I want to be successful, have a job, get married, have kids; or at least that's what everyone else had told me while I was growing up.
I didn't want to conform to that. My dreams didn't exactly match up with those. I wanted to sing. I wanted to travel the world. I wanted to be just like the Crocodile Hunter, what 11 year old didn't?
My dreams changed of course as I grew. I wanted to be a nurse. I wanted to work with computers. I wanted be an astronaut. Wait no. Maybe a veterinarian. Or I could be famous. I wanted to do everything and anything I could learn to do.
For a while I conformed to those ideas everyone had told you to do when you were a grown up.

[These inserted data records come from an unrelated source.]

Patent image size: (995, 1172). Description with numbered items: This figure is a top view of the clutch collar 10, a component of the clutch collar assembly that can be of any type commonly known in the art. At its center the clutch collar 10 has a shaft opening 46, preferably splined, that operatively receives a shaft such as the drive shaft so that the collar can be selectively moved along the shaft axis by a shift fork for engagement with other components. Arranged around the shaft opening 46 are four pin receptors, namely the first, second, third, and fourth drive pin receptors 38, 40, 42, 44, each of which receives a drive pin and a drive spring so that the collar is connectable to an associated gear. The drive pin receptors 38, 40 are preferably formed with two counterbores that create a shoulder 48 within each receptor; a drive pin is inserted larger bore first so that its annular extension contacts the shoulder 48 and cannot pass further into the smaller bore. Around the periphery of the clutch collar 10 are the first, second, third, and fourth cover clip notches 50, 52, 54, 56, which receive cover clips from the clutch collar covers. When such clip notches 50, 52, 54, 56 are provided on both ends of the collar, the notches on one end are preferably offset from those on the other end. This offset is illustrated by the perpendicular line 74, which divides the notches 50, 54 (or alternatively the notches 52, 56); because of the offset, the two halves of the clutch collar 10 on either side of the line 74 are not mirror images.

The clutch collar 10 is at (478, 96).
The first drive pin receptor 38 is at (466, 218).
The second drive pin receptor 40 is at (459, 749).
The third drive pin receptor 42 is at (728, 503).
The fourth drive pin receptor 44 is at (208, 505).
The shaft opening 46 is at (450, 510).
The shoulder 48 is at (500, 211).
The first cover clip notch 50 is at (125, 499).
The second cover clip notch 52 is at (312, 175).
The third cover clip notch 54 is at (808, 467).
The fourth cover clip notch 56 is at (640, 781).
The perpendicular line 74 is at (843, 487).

"I want 3 kids of my own."
"I want to get married as soon as possible."
"I want to be a stay at home mom."
"I want to be practical."
Then I knew what I wanted. Or so I thought.
I'm different now. Always changing.
The one thing that I am sure of is this one thing.
STOP.
ASKING.
I'm a kid. Barely an adult. I change my mind.
There was nothing wrong with my dreams. They were mine and they were me.
I've let it go. I'm different. I know that.
But I know myself now. I know what I want.
"I want to finish college."
"I want to adopt kids, I don't want any of my own."
"I want to live somewhere besides Indiana."
I want to be happy. I want to cuddle up next to the love of my life every night and wake up next to them the very next day. I want to eat my cereal at a table in my dining room with hopefully, my future children. I want to live somewhere where it always rains, I've always wanted to go to Oregon. Maybe I'll end up there. But there are so many things to go through before I'm there.
I'll be a teacher and will love everyday of it.
I'll be a mother and love unconditionally.
I'll travel and cherish every minute of it.
I will learn how to be myself eventually.
I'll be happy and that's what I've always wanted to be.